FTS5: calculating column weight dynamically?
Login

FTS5: calculating column weight dynamically?

(1) By Stephan Beal (stephan) on 2020-05-26 06:37:14 [link] [source]

What i'm about to ask isn't an attempt to solve a specific problem, but i'm curious whether it's at all possible (if it is, i may apply it some rainy day, otherwise i'm just curious whether it's possible at all)...

My website uses, unsurprisingly, sqlite's FTS5 for its site search feature. One of the interesting aspects of FTS5 is the ability to give more or less weight to any given content column when searching by using the bm25 function, as demonstrated in this snippet from my site's search script:

https://fossil.wanderinghorse.net/r/www-wh/file?udc=1&ln=28-33&ci=tip&name=cgi-bin%2Fsearch.s2

In short, what that does is give more weight to search terms which are found in the URL path than it does to those same terms found in page-level content.

Now i'm wondering if this can be taken to The Next Level and modify the weight based on what level of the site's directory hierarchy the search term is found. The idea is that terms found on deeply-nested pages should weigh more than those same terms found on higher-up pages, under the presumption that they are more specific matches (because that pattern applies, generally speaking, to the whole site).

For example, searching for "painting" might find a hit on...

  • 1st level: a mention in the content of the /news page
  • 2nd level: a URI path element (/gaming/painting) and several mentions in page content.
  • 3rd level: as for (2), at /gaming/painting/airbrush, plus more page-level mentions on the airbrush page.

Ideally, assuming that the content-level mentions of (2) and (3) are roughly equivalent, they would be weighed such that their relative weights put (3) as the heaviest, (2) as the next one, and (1) in distant last place.

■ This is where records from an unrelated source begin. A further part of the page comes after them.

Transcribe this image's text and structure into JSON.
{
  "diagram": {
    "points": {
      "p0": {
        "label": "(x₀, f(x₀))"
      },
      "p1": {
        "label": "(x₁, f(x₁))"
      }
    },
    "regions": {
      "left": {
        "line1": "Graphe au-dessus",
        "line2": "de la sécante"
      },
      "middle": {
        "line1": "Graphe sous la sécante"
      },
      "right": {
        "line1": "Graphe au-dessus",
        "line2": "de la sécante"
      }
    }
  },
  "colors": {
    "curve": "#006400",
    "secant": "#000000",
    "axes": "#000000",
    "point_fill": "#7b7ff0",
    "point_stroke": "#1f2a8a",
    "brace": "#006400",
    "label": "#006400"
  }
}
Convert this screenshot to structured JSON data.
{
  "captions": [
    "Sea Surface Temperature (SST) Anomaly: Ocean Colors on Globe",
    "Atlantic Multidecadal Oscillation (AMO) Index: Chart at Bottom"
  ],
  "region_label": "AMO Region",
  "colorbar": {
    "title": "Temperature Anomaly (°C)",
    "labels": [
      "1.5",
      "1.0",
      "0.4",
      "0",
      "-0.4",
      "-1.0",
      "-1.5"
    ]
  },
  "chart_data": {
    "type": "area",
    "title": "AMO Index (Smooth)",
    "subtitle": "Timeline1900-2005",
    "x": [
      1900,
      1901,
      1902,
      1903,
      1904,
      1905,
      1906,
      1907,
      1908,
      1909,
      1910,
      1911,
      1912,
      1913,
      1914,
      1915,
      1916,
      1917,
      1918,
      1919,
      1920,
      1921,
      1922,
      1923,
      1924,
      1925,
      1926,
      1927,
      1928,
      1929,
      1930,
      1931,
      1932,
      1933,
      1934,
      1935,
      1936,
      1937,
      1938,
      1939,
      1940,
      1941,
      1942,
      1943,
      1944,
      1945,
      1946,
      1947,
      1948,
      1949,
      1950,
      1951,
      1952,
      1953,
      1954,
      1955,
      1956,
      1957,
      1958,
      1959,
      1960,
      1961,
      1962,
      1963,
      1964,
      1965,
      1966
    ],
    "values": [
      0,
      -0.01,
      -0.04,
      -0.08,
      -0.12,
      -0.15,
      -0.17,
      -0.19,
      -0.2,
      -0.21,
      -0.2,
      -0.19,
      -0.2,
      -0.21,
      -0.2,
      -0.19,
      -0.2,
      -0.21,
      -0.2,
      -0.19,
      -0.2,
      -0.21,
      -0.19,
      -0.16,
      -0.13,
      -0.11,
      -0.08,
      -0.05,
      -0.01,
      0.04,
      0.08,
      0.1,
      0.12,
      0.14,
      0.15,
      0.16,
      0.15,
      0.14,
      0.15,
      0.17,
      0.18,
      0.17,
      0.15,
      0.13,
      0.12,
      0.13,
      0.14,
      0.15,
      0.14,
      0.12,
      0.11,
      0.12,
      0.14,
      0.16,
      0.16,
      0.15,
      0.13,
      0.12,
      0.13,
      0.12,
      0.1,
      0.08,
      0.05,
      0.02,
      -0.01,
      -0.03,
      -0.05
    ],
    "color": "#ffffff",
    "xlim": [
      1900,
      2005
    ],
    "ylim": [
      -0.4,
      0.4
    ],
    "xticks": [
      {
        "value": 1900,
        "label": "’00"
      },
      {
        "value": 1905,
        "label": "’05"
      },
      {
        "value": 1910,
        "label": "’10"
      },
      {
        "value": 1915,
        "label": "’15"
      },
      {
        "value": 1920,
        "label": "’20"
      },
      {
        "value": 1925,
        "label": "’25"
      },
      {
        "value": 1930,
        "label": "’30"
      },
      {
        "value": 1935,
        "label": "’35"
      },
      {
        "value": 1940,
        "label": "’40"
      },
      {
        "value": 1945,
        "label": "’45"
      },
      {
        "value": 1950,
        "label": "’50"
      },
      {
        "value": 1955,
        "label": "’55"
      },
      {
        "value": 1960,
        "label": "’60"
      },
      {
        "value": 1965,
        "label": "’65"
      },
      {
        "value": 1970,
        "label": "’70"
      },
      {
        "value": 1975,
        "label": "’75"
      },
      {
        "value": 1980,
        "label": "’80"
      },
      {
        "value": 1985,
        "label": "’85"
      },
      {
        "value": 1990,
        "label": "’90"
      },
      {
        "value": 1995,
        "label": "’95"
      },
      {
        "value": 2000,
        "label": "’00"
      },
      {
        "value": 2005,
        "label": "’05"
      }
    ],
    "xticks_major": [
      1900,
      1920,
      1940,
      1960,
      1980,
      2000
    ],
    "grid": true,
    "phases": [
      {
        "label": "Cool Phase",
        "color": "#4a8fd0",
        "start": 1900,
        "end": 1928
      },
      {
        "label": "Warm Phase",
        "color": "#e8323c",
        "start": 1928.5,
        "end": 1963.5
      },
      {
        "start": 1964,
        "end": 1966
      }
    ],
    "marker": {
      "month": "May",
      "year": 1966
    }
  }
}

Is such a dynamic interpretation of FTS weights at least hypothetically possible?

Something along the lines of:

weight for each hit = hit in page content (1 * directory level) + hit in uri path element (3 * directory level)

:-?

For completeness's sake, though these probably aren't necessary for the discussion:

(2) By Dan Kennedy (dan) on 2020-05-29 10:59:57 in reply to 1 [link] [source]

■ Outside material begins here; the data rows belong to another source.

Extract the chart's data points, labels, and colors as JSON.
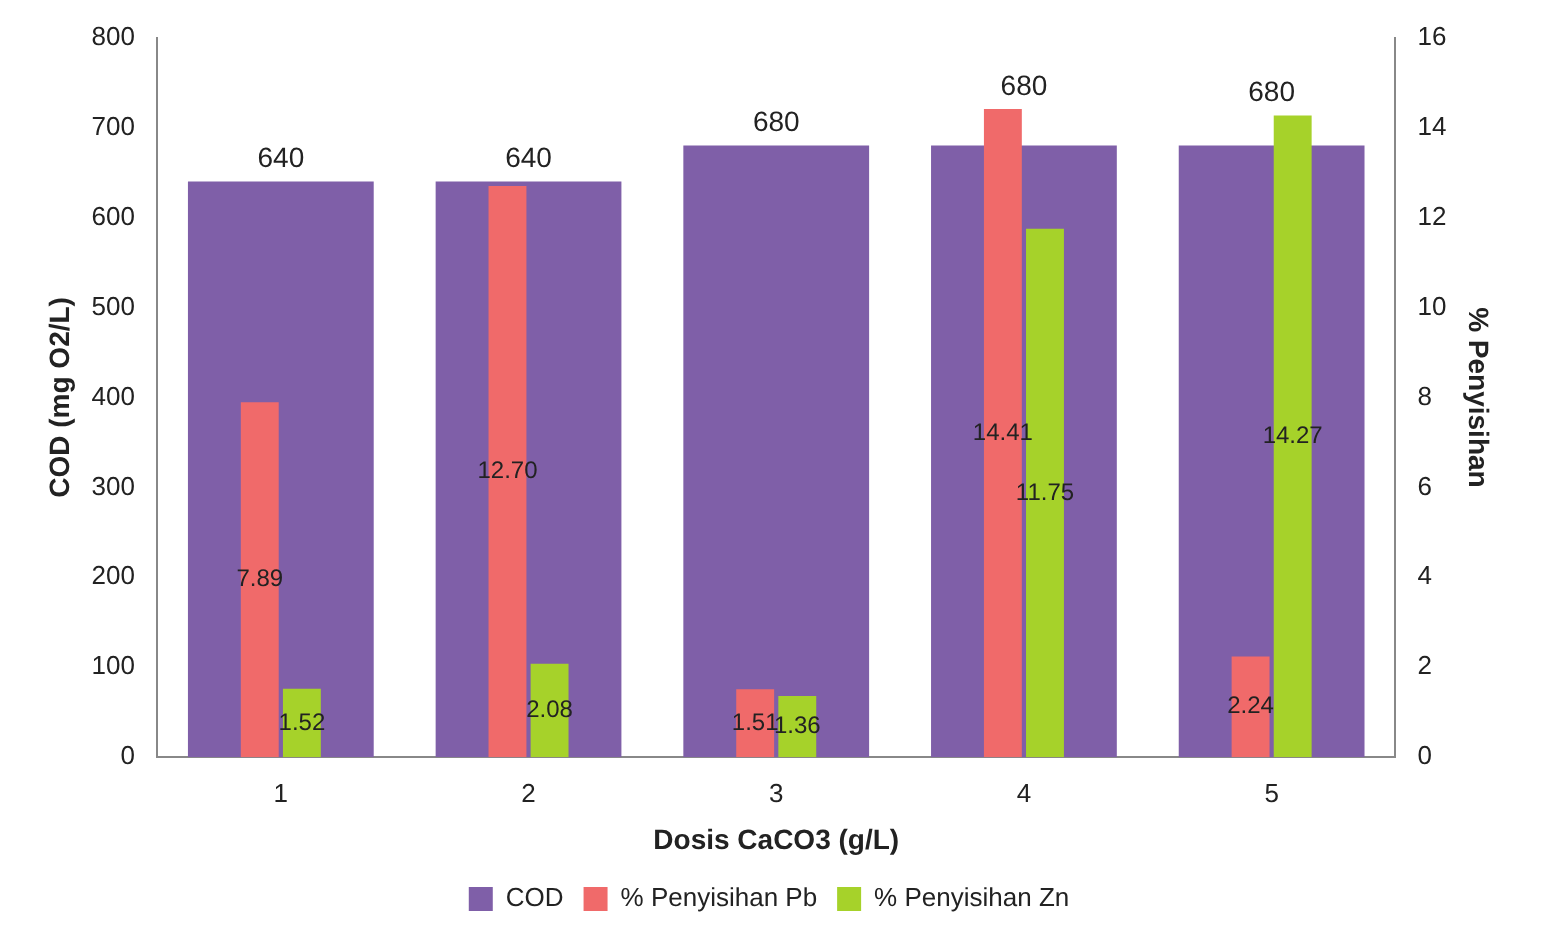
{
  "chart_data": {
    "type": "bar",
    "xlabel": "Dosis CaCO3 (g/L)",
    "ylabel": "COD (mg O2/L)",
    "y2label": "% Penyisihan",
    "categories": [
      "1",
      "2",
      "3",
      "4",
      "5"
    ],
    "series": [
      {
        "name": "COD",
        "color": "#7f5fa8",
        "values": [
          640,
          640,
          680,
          680,
          680
        ],
        "value_labels": [
          "640",
          "640",
          "680",
          "680",
          "680"
        ]
      },
      {
        "name": "% Penyisihan Pb",
        "color": "#f06a6a",
        "axis": "y2",
        "values": [
          7.89,
          12.7,
          1.51,
          14.41,
          2.24
        ],
        "value_labels": [
          "7.89",
          "12.70",
          "1.51",
          "14.41",
          "2.24"
        ]
      },
      {
        "name": "% Penyisihan Zn",
        "color": "#a6d22a",
        "axis": "y2",
        "values": [
          1.52,
          2.08,
          1.36,
          11.75,
          14.27
        ],
        "value_labels": [
          "1.52",
          "2.08",
          "1.36",
          "11.75",
          "14.27"
        ]
      }
    ],
    "ylim": [
      0,
      800
    ],
    "yticks": [
      0,
      100,
      200,
      300,
      400,
      500,
      600,
      700,
      800
    ],
    "y2lim": [
      0,
      16
    ],
    "y2ticks": [
      0,
      2,
      4,
      6,
      8,
      10,
      12,
      14,
      16
    ],
    "legend": "bottom"
  }
}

Missed this when it was first posted a few days ago.

I don't see any reason that is not possible, if I understand correctly. You might need to write new FTS5 custom function. The built-in bm25() function is just an example of an FTS5 custom function, which is really just an SQLite scalar user function that has access to this API:

https://sqlite.org/fts5.html#custom_auxiliary_functions

That API can read any columns of the row the custom function is operating on (calculating a match score for), so if it can determine the nesting level based on that, it could return an adjusted match score as desired. Or, if the nesting level information is found elsewhere in the database you could pass it in to each invocation of the custom function via one of its trailing arguments.

One limitation is that if you want to install the custom function so that fts5 queries can use (ORDER BY rank) instead of "ORDER BY customfunction()", which is more efficient, all trailing arguments must be constants. So the nesting level would have to be read from the current row in that case.

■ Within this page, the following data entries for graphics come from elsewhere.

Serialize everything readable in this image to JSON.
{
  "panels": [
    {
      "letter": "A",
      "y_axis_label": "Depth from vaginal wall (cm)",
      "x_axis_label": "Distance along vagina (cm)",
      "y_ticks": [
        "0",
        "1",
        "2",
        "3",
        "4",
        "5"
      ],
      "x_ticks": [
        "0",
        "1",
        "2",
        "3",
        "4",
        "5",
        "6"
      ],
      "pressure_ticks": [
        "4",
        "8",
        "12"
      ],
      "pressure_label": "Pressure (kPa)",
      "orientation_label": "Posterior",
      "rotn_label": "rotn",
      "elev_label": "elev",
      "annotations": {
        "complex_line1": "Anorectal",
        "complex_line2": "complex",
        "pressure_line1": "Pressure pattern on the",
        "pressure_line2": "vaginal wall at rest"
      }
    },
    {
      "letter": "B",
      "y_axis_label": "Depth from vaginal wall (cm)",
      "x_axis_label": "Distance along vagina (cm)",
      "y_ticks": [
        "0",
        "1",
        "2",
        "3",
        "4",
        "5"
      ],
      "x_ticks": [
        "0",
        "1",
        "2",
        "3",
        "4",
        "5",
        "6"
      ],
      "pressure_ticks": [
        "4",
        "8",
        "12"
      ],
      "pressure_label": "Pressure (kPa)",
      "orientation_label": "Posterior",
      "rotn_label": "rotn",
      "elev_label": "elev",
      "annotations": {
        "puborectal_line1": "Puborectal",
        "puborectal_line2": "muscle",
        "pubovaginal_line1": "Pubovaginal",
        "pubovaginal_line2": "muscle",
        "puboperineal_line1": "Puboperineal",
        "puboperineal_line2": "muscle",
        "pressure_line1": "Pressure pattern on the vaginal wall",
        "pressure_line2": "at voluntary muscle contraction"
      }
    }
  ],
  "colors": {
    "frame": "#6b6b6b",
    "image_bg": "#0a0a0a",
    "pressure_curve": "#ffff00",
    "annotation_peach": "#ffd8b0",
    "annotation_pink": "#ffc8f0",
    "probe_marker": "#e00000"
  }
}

Another is that it is more efficient to avoid accessing table data from FTS5 custom functions (as this requires a table lookup). Encoding the nesting level using some bits from the 64-bit fts5 table rowid value is one way around this.

Dan.

(3) By Stephan Beal (stephan) on 2020-05-29 11:13:22 in reply to 2 [source]

The built-in bm25() function is just an example of an FTS5 custom function, which is really just an SQLite scalar user function that has access to this API:

Thank you, Dan. i had forgotten that it's possible to customize that via custom functions - my thought train was along the lines of long/convoluted CASE blocks. This is yet another rabbit hole for me to crawl into :-D.